Par contraste, Saladin semble bien plus mesuré. Maître du déguisement, il plane sur l’ensemble du roman sous les traits d’un personnage ou bien d’un autre, se faisant progressivement le meilleur allié de Kenneth, le chevalier écossais, qu’il aidera à laver son honneur et conquérir le coeur de sa promise. C’est un personnage plein de finesse et d’esprit, symbole même de la sagesse orientale, dont le respect pour Cœur-de-Lion le conduira à défendre le roi d’Angleterre contre ses ennemis et lui sauver la vie.
Un récit palpitant
Un art consommé du dialogue, de l’émotion, des répliques cinglantes, des descriptions à la fois imagées et vivantes : Walter Scott fait de nouveau ici l’étalage de tous son talent de romancier. Des retournements de situation, le lecteur s’en voit offrir à presque chaque chapitre, preuve que les auteurs d’antan avaient l’imagination fertile et s’y connaissaient dans l’art de divertir.
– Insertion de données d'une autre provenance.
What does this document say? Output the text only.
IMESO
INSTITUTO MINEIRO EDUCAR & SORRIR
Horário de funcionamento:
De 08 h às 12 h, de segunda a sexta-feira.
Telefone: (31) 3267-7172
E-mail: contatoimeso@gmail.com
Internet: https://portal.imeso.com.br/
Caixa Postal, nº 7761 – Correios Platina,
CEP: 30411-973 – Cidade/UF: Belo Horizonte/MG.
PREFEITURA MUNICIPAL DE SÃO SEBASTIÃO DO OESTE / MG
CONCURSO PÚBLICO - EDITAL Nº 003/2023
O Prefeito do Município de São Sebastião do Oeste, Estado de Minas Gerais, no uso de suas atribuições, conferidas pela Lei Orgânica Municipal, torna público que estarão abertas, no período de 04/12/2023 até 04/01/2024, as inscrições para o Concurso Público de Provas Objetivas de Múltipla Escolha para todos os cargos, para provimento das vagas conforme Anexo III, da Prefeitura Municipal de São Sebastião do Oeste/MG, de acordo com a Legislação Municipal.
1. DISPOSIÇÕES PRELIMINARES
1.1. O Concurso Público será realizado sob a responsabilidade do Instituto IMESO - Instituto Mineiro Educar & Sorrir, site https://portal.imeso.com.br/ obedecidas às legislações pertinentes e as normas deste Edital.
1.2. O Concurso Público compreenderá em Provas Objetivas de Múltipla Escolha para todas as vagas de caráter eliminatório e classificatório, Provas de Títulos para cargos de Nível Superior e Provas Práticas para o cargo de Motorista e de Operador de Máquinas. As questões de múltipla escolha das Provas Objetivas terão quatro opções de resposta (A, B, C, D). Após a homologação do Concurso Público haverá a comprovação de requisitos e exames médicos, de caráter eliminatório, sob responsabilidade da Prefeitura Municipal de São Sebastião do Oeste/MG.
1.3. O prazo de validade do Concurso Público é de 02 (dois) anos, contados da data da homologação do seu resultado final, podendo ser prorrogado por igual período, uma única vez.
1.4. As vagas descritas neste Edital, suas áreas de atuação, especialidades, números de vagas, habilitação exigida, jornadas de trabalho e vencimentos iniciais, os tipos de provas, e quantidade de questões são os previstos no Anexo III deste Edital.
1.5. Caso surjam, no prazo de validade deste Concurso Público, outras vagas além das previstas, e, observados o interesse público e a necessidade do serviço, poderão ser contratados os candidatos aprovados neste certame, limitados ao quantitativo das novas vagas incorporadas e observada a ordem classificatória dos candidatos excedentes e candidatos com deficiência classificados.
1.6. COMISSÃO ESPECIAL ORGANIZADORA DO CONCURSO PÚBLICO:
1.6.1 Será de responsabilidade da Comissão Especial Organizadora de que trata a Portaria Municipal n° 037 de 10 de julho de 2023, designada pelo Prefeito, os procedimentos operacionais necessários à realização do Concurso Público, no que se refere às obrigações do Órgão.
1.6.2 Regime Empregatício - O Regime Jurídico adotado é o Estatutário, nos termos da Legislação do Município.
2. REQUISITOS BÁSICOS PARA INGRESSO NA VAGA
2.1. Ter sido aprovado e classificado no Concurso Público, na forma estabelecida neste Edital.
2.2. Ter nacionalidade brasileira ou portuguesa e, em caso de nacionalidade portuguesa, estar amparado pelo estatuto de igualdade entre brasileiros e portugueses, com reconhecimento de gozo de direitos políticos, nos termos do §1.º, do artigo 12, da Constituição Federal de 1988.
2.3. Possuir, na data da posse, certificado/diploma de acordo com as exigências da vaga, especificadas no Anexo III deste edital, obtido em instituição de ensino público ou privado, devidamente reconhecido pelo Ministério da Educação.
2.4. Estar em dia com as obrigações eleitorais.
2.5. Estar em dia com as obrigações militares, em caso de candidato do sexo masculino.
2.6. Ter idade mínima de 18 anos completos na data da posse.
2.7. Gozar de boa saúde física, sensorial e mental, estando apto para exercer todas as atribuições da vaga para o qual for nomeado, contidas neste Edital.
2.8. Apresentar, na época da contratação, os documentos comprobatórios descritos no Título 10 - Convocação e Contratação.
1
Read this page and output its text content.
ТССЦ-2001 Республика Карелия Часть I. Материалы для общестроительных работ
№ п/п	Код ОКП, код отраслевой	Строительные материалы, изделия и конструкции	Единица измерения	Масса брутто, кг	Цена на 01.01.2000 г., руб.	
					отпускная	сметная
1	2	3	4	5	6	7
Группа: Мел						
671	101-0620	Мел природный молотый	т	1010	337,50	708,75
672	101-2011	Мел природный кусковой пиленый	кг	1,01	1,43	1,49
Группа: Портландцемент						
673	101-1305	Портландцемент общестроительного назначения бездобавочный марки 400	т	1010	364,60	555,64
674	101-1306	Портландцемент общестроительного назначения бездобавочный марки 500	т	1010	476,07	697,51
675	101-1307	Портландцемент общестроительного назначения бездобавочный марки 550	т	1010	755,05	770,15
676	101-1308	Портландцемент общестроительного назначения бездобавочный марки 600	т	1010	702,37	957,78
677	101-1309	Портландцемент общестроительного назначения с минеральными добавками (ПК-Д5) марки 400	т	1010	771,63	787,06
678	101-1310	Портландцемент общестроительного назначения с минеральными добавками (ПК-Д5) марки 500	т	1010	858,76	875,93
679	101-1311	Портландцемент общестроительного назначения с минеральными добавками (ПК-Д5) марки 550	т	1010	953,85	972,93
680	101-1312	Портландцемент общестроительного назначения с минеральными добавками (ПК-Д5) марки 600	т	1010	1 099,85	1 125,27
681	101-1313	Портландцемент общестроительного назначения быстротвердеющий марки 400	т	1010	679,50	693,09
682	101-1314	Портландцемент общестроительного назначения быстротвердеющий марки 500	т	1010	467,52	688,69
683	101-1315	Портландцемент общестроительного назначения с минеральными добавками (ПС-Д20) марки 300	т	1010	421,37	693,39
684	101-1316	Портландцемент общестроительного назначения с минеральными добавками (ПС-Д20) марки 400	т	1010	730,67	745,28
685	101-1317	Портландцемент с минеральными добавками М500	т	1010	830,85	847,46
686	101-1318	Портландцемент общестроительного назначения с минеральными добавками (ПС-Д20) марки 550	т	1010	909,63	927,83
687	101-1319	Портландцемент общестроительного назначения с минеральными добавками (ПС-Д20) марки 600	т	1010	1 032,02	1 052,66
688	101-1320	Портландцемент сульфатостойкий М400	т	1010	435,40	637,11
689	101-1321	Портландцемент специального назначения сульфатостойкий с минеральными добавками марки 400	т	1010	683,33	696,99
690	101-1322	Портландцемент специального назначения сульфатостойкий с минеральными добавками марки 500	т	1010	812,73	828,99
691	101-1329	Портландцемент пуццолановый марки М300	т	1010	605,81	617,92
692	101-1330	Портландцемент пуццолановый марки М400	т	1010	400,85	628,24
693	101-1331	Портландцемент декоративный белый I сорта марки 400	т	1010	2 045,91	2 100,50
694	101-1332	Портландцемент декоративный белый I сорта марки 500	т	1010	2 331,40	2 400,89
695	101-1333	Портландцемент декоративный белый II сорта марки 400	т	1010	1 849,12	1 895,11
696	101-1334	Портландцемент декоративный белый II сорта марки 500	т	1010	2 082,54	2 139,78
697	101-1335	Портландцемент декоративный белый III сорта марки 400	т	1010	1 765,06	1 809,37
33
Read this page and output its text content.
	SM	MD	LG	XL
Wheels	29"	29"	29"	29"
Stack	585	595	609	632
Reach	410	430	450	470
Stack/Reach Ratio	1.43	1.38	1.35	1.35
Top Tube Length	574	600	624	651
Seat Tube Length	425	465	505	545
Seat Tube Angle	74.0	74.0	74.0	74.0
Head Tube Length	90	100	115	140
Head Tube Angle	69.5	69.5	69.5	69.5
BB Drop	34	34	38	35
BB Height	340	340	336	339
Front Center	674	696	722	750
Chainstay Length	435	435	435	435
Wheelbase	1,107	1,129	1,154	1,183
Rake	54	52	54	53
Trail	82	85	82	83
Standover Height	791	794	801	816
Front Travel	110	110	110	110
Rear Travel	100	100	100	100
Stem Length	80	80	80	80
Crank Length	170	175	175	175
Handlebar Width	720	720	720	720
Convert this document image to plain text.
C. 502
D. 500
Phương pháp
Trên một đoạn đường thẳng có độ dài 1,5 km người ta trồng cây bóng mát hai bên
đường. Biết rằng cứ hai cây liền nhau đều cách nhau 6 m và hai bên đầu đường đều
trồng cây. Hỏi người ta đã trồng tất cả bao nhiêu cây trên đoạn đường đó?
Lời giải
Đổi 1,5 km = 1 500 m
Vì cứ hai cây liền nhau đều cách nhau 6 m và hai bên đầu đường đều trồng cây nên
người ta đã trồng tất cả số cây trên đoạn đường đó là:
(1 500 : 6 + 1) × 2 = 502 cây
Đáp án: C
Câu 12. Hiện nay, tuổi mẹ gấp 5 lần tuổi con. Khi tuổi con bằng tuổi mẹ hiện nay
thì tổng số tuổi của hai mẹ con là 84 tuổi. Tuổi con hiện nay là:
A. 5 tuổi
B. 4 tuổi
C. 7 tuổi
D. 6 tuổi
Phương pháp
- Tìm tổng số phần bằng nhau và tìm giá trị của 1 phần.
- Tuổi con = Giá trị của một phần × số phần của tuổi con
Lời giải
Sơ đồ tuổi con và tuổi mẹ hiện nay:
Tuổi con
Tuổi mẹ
Pour qui voudrait s’en convaincre, il suffira de revoir le film de Ridley Scott, Kingdom of Heaven. Vous y découvrirez ainsi, à la fin du film, quelques étranges similitudes avec le dénouement du Talisman … Preuve que même à deux siècles de distance, mais bien sûr sans le dire, les réalisateurs contemporains n’hésitent pas à s’inspirer des grands auteurs classiques pour boucler le scénario de leurs films.